I spent a long day with Mathew on Monday - very long day. I went with a bag full of goodies (an activity for every subject) and a few extras. He was as eager as I've seen him, willing to turn the TV off, nodded or uttered yes/no to my questions. We spent at least an hour. It was sooo wonderful and my day wasn't over.
Next I rode with Karen and her 2yo Andrew to pick up lunch...it was a breather from the hospital air and a time for her to make calls to orchestrate her son's move home. Karen and I ate lunch sitting in her car at the hospital. It was easier to keep Andrew strapped in his car seat with a DVD playing. I did my best to stay quiet (you know how hard it was for me!) as she talked and I listen. It was a precious time - to listen to a heart of a mother filled with hope for a miracle and disbelief of the current events. I prayed for wisdom and prayed for wisdom with every word I uttered.
Next, my duty was Andrew... 2 yo little brother who lead me around the hospital as if it was his home - which he has known ALL his life. At one point, while I had him on the hospital play ground he said he wanted Mathew. After a stop at gift shop to see what I would buy for him (such smartie!), we went to see Mathew. He immediately went to Mathew's bedside and 'checked' on him. Karen said its almost as if they switched roles.. now Andrew is the big brother.
The discharge from the hospital kept getting delayed... they thought it would be at 3... when I left at 5:30 they were still waiting. So for the last 3 hours I was there, Mat, Karen and I would keep switching roles.. one sitting with Mathew, one chasing Andrew and one 'fetching' items needed or packing the car. It was truly exhausting.
At one point, Karen and I had a brief minute with Mathew and Karen put her head on my shoulder...she is so overwhelmed with bringing a critically ill child home AND a very rowdy 2 year old, who for the past 6 months has been catered to by everyone.

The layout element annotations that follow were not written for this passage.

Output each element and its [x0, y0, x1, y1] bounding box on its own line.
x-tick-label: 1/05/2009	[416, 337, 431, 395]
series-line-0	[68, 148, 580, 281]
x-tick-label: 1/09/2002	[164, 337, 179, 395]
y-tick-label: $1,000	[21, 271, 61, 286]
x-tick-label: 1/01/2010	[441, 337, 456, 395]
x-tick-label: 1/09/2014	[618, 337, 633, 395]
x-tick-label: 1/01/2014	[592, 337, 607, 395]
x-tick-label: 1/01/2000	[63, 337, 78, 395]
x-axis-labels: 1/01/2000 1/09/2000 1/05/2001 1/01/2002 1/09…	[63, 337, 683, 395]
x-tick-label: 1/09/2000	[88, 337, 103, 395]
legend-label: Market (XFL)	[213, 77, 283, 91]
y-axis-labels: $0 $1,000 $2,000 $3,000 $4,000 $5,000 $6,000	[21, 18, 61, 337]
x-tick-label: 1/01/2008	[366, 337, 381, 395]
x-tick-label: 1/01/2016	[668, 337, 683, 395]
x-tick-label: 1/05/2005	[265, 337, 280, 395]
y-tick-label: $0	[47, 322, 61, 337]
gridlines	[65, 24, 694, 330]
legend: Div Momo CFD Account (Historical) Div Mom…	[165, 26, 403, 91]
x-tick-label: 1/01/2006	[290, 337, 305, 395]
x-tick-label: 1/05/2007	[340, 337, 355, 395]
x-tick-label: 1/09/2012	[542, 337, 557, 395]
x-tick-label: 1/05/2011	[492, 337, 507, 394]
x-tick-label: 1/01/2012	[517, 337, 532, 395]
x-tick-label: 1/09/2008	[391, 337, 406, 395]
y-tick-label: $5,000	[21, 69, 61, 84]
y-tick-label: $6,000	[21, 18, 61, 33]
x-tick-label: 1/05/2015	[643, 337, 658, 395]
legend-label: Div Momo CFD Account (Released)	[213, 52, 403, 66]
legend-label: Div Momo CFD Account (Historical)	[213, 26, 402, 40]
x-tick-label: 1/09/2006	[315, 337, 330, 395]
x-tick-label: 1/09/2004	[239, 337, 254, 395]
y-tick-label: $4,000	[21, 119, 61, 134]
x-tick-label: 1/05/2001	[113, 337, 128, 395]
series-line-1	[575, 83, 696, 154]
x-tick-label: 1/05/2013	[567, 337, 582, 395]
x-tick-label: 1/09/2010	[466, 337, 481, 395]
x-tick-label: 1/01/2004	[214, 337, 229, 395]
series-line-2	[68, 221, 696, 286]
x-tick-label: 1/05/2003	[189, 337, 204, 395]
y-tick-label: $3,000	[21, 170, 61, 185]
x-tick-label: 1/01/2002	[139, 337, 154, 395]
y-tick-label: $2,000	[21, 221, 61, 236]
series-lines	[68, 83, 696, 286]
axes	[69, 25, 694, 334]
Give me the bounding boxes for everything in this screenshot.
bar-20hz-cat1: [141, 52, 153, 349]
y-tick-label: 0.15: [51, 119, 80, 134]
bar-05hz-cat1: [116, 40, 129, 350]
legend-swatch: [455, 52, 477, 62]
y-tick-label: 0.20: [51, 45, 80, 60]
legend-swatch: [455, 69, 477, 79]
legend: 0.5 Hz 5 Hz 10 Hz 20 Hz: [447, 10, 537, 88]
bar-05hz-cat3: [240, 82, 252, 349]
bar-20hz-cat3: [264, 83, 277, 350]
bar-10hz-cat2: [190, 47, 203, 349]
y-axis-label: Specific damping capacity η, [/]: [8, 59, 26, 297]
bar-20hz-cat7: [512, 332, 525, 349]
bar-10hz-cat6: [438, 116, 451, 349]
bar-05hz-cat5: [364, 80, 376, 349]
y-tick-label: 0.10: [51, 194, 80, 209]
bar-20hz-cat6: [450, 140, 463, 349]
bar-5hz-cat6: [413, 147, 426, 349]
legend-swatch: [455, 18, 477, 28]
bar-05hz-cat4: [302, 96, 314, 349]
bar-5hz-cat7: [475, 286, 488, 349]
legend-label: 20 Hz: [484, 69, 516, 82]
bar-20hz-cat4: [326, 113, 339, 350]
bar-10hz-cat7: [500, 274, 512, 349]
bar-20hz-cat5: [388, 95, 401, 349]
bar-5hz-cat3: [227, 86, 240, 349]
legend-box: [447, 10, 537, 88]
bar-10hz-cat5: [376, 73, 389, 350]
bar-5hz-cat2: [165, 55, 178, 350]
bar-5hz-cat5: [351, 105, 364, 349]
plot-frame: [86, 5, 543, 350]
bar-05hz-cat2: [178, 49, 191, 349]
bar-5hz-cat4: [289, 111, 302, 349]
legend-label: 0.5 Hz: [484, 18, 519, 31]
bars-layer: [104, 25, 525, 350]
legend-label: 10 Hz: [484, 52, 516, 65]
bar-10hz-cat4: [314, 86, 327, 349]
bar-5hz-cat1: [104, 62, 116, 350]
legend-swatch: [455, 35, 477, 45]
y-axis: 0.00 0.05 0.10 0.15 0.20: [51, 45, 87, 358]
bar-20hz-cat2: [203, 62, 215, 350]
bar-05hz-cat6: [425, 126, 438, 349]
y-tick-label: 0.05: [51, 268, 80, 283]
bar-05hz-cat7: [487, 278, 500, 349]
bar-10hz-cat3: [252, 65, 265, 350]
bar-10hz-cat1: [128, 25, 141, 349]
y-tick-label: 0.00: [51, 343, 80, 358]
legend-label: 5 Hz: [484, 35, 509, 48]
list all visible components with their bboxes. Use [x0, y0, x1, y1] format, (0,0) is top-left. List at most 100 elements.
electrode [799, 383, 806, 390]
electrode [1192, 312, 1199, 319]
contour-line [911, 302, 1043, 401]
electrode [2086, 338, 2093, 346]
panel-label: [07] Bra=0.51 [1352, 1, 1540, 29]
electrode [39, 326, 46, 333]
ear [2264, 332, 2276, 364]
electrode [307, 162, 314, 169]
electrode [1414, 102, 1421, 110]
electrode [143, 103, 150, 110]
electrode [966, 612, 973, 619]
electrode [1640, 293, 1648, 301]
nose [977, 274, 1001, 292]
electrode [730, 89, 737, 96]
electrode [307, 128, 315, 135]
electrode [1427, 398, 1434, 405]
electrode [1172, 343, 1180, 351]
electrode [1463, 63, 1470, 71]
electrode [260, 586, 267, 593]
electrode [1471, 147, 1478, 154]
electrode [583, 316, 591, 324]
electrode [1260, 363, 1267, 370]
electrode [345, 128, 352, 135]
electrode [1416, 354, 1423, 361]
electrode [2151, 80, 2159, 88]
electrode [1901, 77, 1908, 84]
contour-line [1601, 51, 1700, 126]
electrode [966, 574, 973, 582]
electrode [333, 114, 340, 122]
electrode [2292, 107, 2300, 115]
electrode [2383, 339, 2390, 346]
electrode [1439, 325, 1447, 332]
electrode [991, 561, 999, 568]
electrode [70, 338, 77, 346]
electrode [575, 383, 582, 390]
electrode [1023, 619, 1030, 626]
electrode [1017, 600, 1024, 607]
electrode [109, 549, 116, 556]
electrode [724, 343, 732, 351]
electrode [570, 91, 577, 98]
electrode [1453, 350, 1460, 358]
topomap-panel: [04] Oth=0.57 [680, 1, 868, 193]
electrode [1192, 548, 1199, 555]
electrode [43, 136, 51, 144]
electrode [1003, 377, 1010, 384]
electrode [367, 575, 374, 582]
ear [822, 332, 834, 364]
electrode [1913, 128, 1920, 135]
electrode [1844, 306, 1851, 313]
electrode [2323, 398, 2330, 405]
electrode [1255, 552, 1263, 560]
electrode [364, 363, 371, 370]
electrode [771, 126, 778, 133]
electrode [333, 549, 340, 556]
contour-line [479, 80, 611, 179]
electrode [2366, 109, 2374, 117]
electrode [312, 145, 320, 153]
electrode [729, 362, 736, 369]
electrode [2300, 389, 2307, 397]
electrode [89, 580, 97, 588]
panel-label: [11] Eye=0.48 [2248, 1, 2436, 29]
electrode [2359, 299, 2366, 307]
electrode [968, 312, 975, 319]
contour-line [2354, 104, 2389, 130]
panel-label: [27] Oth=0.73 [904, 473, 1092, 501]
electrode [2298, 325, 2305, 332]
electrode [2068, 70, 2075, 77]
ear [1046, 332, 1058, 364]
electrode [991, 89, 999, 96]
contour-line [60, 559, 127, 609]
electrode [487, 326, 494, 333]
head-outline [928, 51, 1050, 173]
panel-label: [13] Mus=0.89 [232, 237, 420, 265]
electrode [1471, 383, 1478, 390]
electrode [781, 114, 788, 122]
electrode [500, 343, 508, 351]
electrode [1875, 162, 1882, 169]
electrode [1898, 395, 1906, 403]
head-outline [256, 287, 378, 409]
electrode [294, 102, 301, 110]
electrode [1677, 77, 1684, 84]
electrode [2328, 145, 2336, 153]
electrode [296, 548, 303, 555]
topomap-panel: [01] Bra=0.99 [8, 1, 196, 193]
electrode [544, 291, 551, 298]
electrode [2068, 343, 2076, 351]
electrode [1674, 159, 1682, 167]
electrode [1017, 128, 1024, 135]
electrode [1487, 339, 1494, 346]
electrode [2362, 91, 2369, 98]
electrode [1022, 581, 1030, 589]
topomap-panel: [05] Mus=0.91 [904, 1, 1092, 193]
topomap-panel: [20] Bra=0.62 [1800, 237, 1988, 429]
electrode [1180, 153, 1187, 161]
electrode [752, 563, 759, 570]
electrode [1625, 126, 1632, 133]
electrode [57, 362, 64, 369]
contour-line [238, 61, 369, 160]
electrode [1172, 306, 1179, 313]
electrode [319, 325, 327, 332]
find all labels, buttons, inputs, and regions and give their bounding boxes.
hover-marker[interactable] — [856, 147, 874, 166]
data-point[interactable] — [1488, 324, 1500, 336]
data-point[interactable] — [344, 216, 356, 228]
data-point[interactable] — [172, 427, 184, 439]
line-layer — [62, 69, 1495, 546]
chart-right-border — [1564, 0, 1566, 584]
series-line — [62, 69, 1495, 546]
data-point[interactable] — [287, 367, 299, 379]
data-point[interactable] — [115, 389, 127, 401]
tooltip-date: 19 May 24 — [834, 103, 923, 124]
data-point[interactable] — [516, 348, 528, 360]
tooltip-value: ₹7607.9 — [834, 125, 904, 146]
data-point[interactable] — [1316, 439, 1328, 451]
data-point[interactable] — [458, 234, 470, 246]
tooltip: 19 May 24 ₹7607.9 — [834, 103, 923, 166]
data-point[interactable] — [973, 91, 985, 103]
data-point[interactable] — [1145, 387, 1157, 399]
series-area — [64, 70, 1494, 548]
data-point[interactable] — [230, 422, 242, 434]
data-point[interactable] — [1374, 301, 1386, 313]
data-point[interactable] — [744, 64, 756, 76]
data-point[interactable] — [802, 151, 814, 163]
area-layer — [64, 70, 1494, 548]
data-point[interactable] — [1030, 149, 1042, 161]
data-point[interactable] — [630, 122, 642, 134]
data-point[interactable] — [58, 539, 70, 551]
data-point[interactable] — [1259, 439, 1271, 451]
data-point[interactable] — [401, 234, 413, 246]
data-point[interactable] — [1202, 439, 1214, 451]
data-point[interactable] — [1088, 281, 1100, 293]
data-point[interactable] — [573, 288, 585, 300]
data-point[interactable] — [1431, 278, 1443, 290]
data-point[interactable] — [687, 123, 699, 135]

The last part of the day, I was alone with Mathew and remembered our Salvation Egg given out by our church. It had seven items that represent the last days of Christ. I went through the story and showed him a Wordless Book. It was so hard to talk to this little boy about heaven, knowing he would be Home soon. I am sure he heard me and I am standing on God's promise that "God's word never returns void!"
On Mathew's caring bridge website the following journal entry was made in the guest book.. I thought she said it beautifully..
Dearest Mathew,
From your hospital room, you teach us so much. Because of you, we Mommies and Daddies hug our children a little tighter every night. We appreciate every moment of wonder and togetherness. We nurture the bond our children have with their brothers and sisters.
You are a wonderful boy – full of strong will and hope. You are loved by so many! Thank you for reminding us to love so thoroughly and wholeheartedly.
Dear Karen & Mat,
I cannot imagine the intensity of emotion you are feeling. I am so deeply sorry. My heart aches for you and for what you are having to endure. Every excruciating decision is made with the utmost of love and consideration for your Little Mathew – and so each decision is the right one.
Because of Mathew, we are reminded of how fragile life can be – but we are also learning how strong and determined we are capable of being. For your fine example, we thank you.
It is raining today as I write this and it feels so appropriate. We are crying tears for your precious child who is fighting so hard against what is ailing his little body. May God bring him comfort and peace.
I truly appreciate all the prayers lifted for me as God uses me in this family's life. I am humbled that He thinks I have something unique to offer. Thank you for keeping the Gliddon family in your prayers. I plan to go back on Monday, Mathew wants to do more school - so we will!